As it happened, Whitton’s motion to defer was passed.



"Simply ridiculous": A letter to Phil Donato.

In an interview with this news organ, Duffy was asked about his beef with the Traffic Committee.


“It’s not a beef at all,” he said. “When you’ve got the other major centres such as Tamworth, they have taxi co-ops on the committee, RFS, SES, bus companies, all these other people.




“This one here in Orange-Cabonne has always been stuck with the same four - police, RMS [Roads and Maritime Services], council representative and a public representative.”


Duffy, who said he planned to take the issue to the state government, said cabbies “drive all around town, they see the issues when it comes to parking and when traffic gets jammed”.


“I’m trying to change it,” he said. “It’s just stupidity, we’re all in the same boat. We all want safety for everyone and commonsense decisions.

Councillor Kevin Duffy.

Mileto and Whitton told The Orange News Examiner that the Traffic Committee was different to others in Orange in that it was a “statutory committee” and that it wasn’t appropriate to have private business sitting on it.


Mileto said bus, trucking and taxi companies - and individuals with relevant experience - were welcome to address the Traffic Committee.



“That does occur.

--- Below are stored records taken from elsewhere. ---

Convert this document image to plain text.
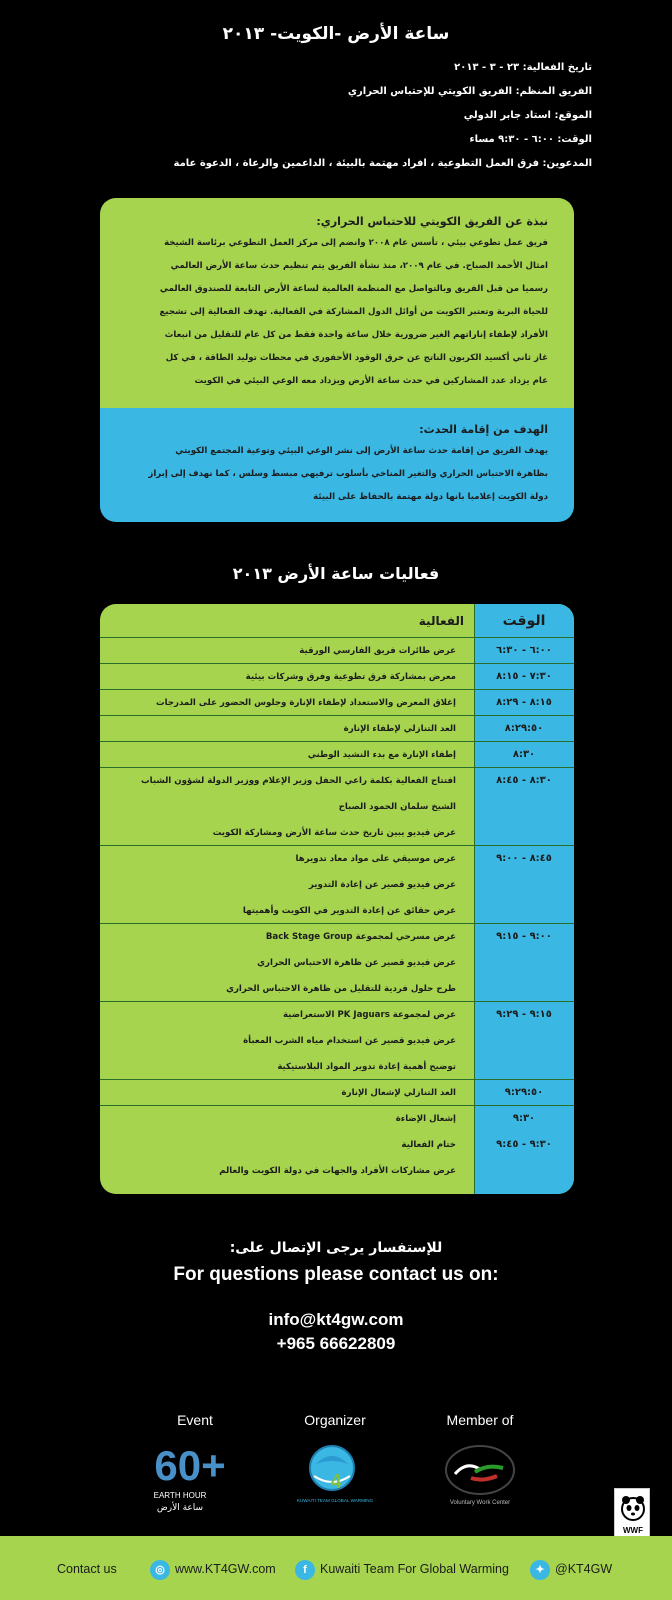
ساعة الأرض -الكويت- ٢٠١٣
تاريخ الفعالية: ٢٣ - ٣ - ٢٠١٣
الفريق المنظم: الفريق الكويتي للإحتباس الحراري
الموقع: استاد جابر الدولي
الوقت: ٦:٠٠ - ٩:٣٠ مساء
المدعوين: فرق العمل التطوعية ، افراد مهتمة بالبيئة ، الداعمين والرعاة ، الدعوة عامة
نبذة عن الفريق الكويتي للاحتباس الحراري:
فريق عمل تطوعي بيئي ، تأسس عام ٢٠٠٨ وانضم إلى مركز العمل التطوعي برئاسة الشيخة
امثال الأحمد الصباح. في عام ٢٠٠٩، منذ نشأة الفريق يتم تنظيم حدث ساعة الأرض العالمي
رسميا من قبل الفريق وبالتواصل مع المنظمة العالمية لساعة الأرض التابعة للصندوق العالمي
للحياة البرية وتعتبر الكويت من أوائل الدول المشاركة في الفعالية. تهدف الفعالية إلى تشجيع
الأفراد لإطفاء إناراتهم الغير ضرورية خلال ساعة واحدة فقط من كل عام للتقليل من انبعاث
غاز ثاني أكسيد الكربون الناتج عن حرق الوقود الأحفوري في محطات توليد الطاقة ، في كل
عام يزداد عدد المشاركين في حدث ساعة الأرض ويزداد معه الوعي البيئي في الكويت
الهدف من إقامة الحدث:
يهدف الفريق من إقامة حدث ساعة الأرض إلى نشر الوعي البيئي وتوعية المجتمع الكويتي
بظاهرة الاحتباس الحراري والتغير المناخي بأسلوب ترفيهي مبسط وسلس ، كما نهدف إلى إبراز
دولة الكويت إعلاميا بانها دولة مهتمة بالحفاظ على البيئة
فعاليات ساعة الأرض ٢٠١٣
الوقت
الفعالية
٦:٠٠ - ٦:٣٠
عرض طائرات فريق الفارسي الورقية
٧:٣٠ - ٨:١٥
معرض بمشاركة فرق تطوعية وفرق وشركات بيئية
٨:١٥ - ٨:٢٩
إغلاق المعرض والاستعداد لإطفاء الإنارة وجلوس الحضور على المدرجات
٨:٢٩:٥٠
العد التنازلي لإطفاء الإنارة
٨:٣٠
إطفاء الإنارة مع بدء النشيد الوطني
٨:٣٠ - ٨:٤٥
افتتاح الفعالية بكلمة راعي الحفل وزير الإعلام ووزير الدولة لشؤون الشباب
الشيخ سلمان الحمود الصباح
عرض فيديو يبين تاريخ حدث ساعة الأرض ومشاركة الكويت
٨:٤٥ - ٩:٠٠
عرض موسيقي على مواد معاد تدويرها
عرض فيديو قصير عن إعادة التدوير
عرض حقائق عن إعادة التدوير في الكويت وأهميتها
٩:٠٠ - ٩:١٥
عرض مسرحي لمجموعة Back Stage Group
عرض فيديو قصير عن ظاهرة الاحتباس الحراري
طرح حلول فردية للتقليل من ظاهرة الاحتباس الحراري
٩:١٥ - ٩:٢٩
عرض لمجموعة PK Jaguars الاستعراضية
عرض فيديو قصير عن استخدام مياه الشرب المعبأة
توضيح أهمية إعادة تدوير المواد البلاستيكية
٩:٢٩:٥٠
العد التنازلي لإشعال الإنارة
٩:٣٠
إشعال الإضاءة
٩:٣٠ - ٩:٤٥
ختام الفعالية
عرض مشاركات الأفراد والجهات في دولة الكويت والعالم
للإستفسار يرجى الإتصال على:
For questions please contact us on:
info@kt4gw.com
+965 66622809
Event
60+
EARTH HOUR
ساعة الأرض
Organizer
4
KUWAITI TEAM GLOBAL WARMING
Member of
Voluntary Work Center
WWF
Contact us	◎ www.KT4GW.com	f	Kuwaiti Team For Global Warming	✦ @KT4GW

But they have no power with voting,” he said.


Duffy said this was not sufficient. “Sure they can say come along to a meeting, but hang on, if you’re not part of the meeting, you're not going to have any input into the meeting.”




Mileto said Duffy’s claim that only four people sat on the committee was incorrect: “It’s made up of more than four people. There’s a reason it’s more than four, because some of the issues we deal with are quite technical and different expertise is required.”

Councillor Tony Mileto.

“They’re councillor Duffy’s thoughts and opinions but they’re certainly not mine,” he added. “There has been no representation at this time from anybody about the possibility of expanding the committee.”



Regarding Hamer Street and the comments before council of resident Richard Thomas, he said: “We believed the issues were addressed at the Traffic Committee.”

Mileto said that students had the right to drive to school, and that it was a period in a young person’s life where they could enjoy some freedom.



“For students in year 11 and 12 who have got their Ps, it’s an exciting time to be able to drive to school and show some form of independence amongst their peers. If they are complying with regulations we shouldn't be denying them that opportunity.”


He said that the suggestion that Orange High School provide parking for students on site was not possible due to land contraints, and that directing students to park on Coronation Drive was “just shifting the problem from one area to another”.

And he questioned whether it was fair for the people who had signed the petition to choose to live near a high school and then complain about parking.



"I’m not sure how long they’ve owned these residences, but when you buy you do your due diligence with regards to potential issues.


Councillor Jeff Whitton.
“Students have been parking legally around there as long as the high school’s been operating. And it’s human nature that people will park as close as possible to the premises they are visiting, whether it’s a school or a business.”

He said a request by Thomas and the signatories to the petition to make Hamer Street one way was considered by the Traffic Committee and “the expertise that was provided didn’t think it appropriate”.



Councillors will seek more information. Whitton said that as a “professional courtesy” the matter would then be referred back to the Traffic Committee.